Smell of turmeric and Tajine waft through the streets of my little village.
Oh Habibi Ya Habibi Yalla Yalla Habibi. (Arabic words, a love song. My love, Oh My love, come on my Love)Thus begins one of the most beautiful songs that you can listen whilst wandering about the cobbled streets of my village. Maybe, while you are going to the doctor, or shopping at the “Putica” (in our dialect, it’s a very little shop). Words are accompanied by the unmistakable sound of the oriental ‘Ud (a kind of mandolin). A music that plays very slowly, melodies that go over and over, words repeated again and again, endlessly.
You can often notice, through the streets of my village, a delicious eastern smell. Chicken tajine with turmeric, couscous with vegetables, falafel and hummus, mixed up with the more traditional sauce with onions, roasted peppers, eggplant with tomato sauce, and couscous with tomato.Fragrances that blend so well, together. They allow you to go back through the centuries, remembering forgotten tales. Stories that draw from the same common root, which I only discovered recently, when my studies led me to the wonderful middle eastern world.
“We must now admit that ours is a multi-ethnic society. Our town, Maierato, is a multi-ethnic town! Our children will grow up in this reality and not another. Children can easily get used to the new, they are open to what is different from them and know, how to best deal with change. The problem, if anything, is only ours. It is we parents who have the difficulties. Maybe it is us that build walls higher and higher, between us and all that is a threat?Often forgetting that inside those walls we imprison first of all, our children. “A new school year has begun. The manager of the school met the children in their new classrooms. She gave a clear invitation to consider, or perhaps rather reconsider, our society, and in particular to think about the events that happened recently , concerning Europe and our country.
September is also a celebration month in Maierato. On the streets you can see the beautiful festival lights; people walking down the avenue; families reunited with relatives that came home from abroad, just for the occasion. The oldest church reopen after many years of renovation. Songs, masses and life that flows slowly, here as nowhere else. Activities that go on thru the night, till the first light of the new day. Days that will be the last of this summer. An Incredibly hot summer. The sea, incredibly quiet.Streets and squares come alive to the sound of the taranta (folk dance). The spicy, intense smell of sausages cooked on the grill, reaches also the farther ways, making you forget the dinner you just had, the new diet you just begun. It is a desire that does not leave you, until you satisfy it. And it does no matter if you did it last night, you could never stop. September is also this: the Calabrian sausage feast.

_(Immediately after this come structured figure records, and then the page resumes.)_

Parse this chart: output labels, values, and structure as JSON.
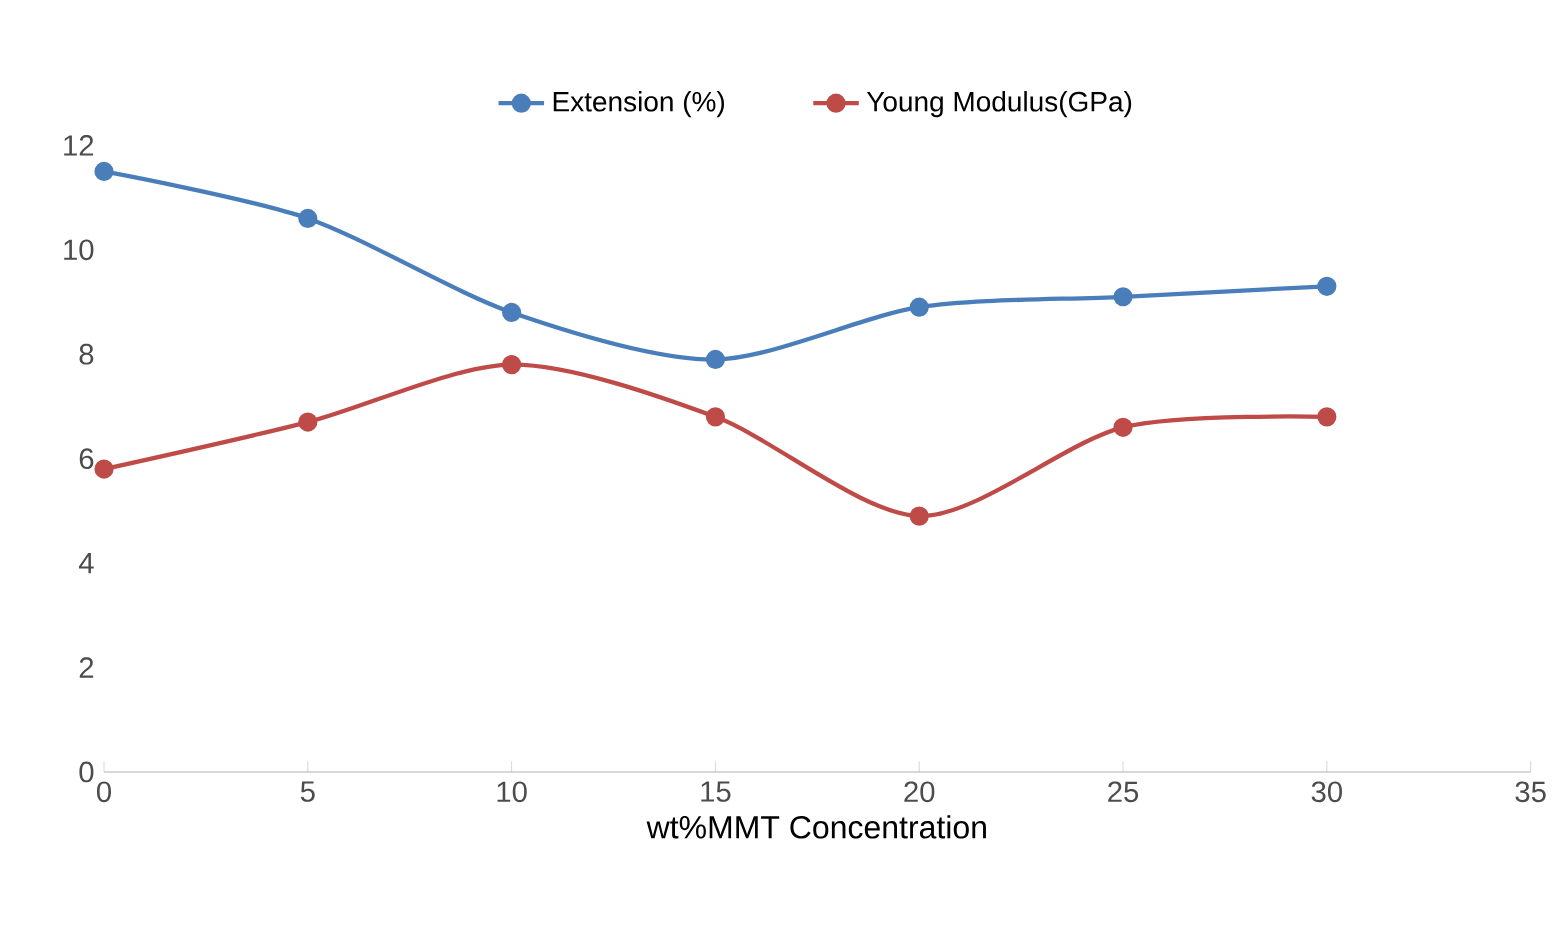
{
  "chart_data": {
    "type": "line",
    "xlabel": "wt%MMT Concentration",
    "x": [
      0,
      5,
      10,
      15,
      20,
      25,
      30
    ],
    "series": [
      {
        "name": "Extension (%)",
        "color": "#4a7ebb",
        "values": [
          11.5,
          10.6,
          8.8,
          7.9,
          8.9,
          9.1,
          9.3
        ]
      },
      {
        "name": "Young Modulus(GPa)",
        "color": "#be4b48",
        "values": [
          5.8,
          6.7,
          7.8,
          6.8,
          4.9,
          6.6,
          6.8
        ]
      }
    ],
    "xlim": [
      0,
      35
    ],
    "xticks": [
      0,
      5,
      10,
      15,
      20,
      25,
      30,
      35
    ],
    "ylim": [
      0,
      12
    ],
    "yticks": [
      0,
      2,
      4,
      6,
      8,
      10,
      12
    ],
    "legend": "top",
    "marker": "circle",
    "line_style": "solid"
  }
}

Walking with my husband through the narrow streets of the village, close on his arm, I surrender myself to the pleasant feeling of the warm wind on my skin. After days of sweltering heat, finally the north-east wind blows.Suddenly I am distracted and, at the same time attracted by a sound I know very well, it seems carried by the wind. Words, that are part of a specific ritual, a melody that units the singing and the acting. I tried to follow this intensity. It comes from an open window of a crumbling house. It turns to the east.Suddenly I realize: it is the chant of the Salat al Maghrib, the evening Muslim prayer. Among the old walls, warmed by the last rays of sun, echoes the Takbir (Allahu Akbar, Allahu Akbar) followed by the verses of the first surah of the Qur’an, Al Fatiha, the opening up.
For a moment I am lost in thoughts. I forget everything and I imagine I am in a distant country. I imagine Aleppo, and the minaret of the great Umayyad mosque (al-Jāmi’ al-Umawiyyī). Listening to the melodic voice of the Muezzin coming from the beautiful minaret, inviting the faithful to evening prayer. Through the modern loudspeaker his voice reaches the entire city. In a moments I make a trip of several kilometres to the southeast. Not far, indeed. After all we are so close to be often called cousins. Probably, someone in this same moment is doing the same trip of mine, but in reverse. Thinking on this, I became a little sad. It will be a different trip, which goes far beyond my imagination.
From the house then, someone recite the lines of the Shahada (profession of Muslim faith) and brings me back into the present. Prayer is almost finished. I decide to go along with that prayer, but in the language that suit me best, in my personal religious jargon, that really, I admit, is sometimes incomprehensible even to myself. I pray and hope that the sea is peaceful, that the wind would blow elsewhere. I pray, above all for that muezzin, because his words continue to echo free, safe and well, from the minaret of the Great Mosque of Aleppo, and that his words could be heard from sunrise to sunset at the most important moments of the day.
I pray that it will be soon. Very soon. And all of us could say, “there was a time in Aleppo. There was a time in Syria”.
We are a multi-ethnic society. The teacher knows that. Our children will know it, they will learn it at school. We are first of all a society of survivors. Each of us has lived a war, it does no matter if a personal, political or social one. All of us, without distinction of any kind, are looking for the same thing. All of us want to live in peace. All. Everyone, without exception.
In my own thought I’d like to say: Al Salam Alaykum Ya Sadiqi. Al Salam Alaykum wandering peoples.